Robo-fish was created by BMT Group who specialize in technology consultancy. Working with the Shoal Consortium, the EU-group are dedicated to developing these underwater robots. Speaking to the BBC, senior scientist Luke Speller said of their robot, “The idea is that we want to have real-time monitoring of pollution, so that if someone is dumping chemicals or something is leaking, we can get to it straight away, find out what is causing the problem and put a stop to it.”

“At the moment, in harbors, they take samples about once a month,” says Mr Speller. “And in that time, a ship could come into the harbor, leak some chemicals somewhere, then it’s gone, all the way up the coastline. The idea is that we will use robot fish, which are in the harbor all of the time, and constantly checking for pollution.”

Robo-Fish is 1.5m long and so as not to frighten the natural residents of the seas, it mimics the movements of real fish very closely. The ‘fish shape‘ is also nature’s most hydro-dynamic and allows the robot to turn quickly and easily. In comparison, propellers and thrusters simply weren’t suitable, especially in very weedy areas where they could easily get snagged.

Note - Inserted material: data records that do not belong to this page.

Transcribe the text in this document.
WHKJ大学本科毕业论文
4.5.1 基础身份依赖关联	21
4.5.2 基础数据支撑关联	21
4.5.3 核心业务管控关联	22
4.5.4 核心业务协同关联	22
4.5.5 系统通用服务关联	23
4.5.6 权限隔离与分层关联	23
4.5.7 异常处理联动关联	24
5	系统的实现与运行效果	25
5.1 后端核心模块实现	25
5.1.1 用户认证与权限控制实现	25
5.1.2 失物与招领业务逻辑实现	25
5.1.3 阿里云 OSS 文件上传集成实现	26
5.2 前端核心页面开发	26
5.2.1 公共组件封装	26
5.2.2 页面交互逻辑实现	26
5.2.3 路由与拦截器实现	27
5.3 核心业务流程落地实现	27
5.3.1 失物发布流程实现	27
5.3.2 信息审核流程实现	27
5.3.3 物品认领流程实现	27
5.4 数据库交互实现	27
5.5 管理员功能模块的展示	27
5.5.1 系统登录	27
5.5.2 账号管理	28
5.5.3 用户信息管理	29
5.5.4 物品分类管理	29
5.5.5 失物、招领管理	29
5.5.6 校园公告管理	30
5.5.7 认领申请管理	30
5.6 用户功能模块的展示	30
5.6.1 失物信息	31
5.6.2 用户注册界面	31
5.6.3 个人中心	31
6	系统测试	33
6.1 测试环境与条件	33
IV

The aquatic automaton is equipped with an array of micro-electrodes that allow it to “sense” contaminants. Currently, it is capable of detecting phenols and heavy metals such as copper and lead, and can also monitor oxygen levels and salinity.

Speller adds: “We have designed it so you can pull out the chemical sensor unit, and put in different ones for something else, such as sulphates or phosphates, depending on the environment that you are monitoring.”

With water pollution an expensive business (in the UK,  the Department for the Environment Food and Rural Affairs (Defra) estimated water pollution costs £1.3bn per annum), it is hoped that Robo-Fish may soon find service all around the world (similar products have been developed in the US by MIT). Currently,  a single fish costs £20,000 to make but if the trials are successful, this price will come down as more are produced. Plus, the impact the fish would have against aquatic pollution would make the price a drop in the ocean.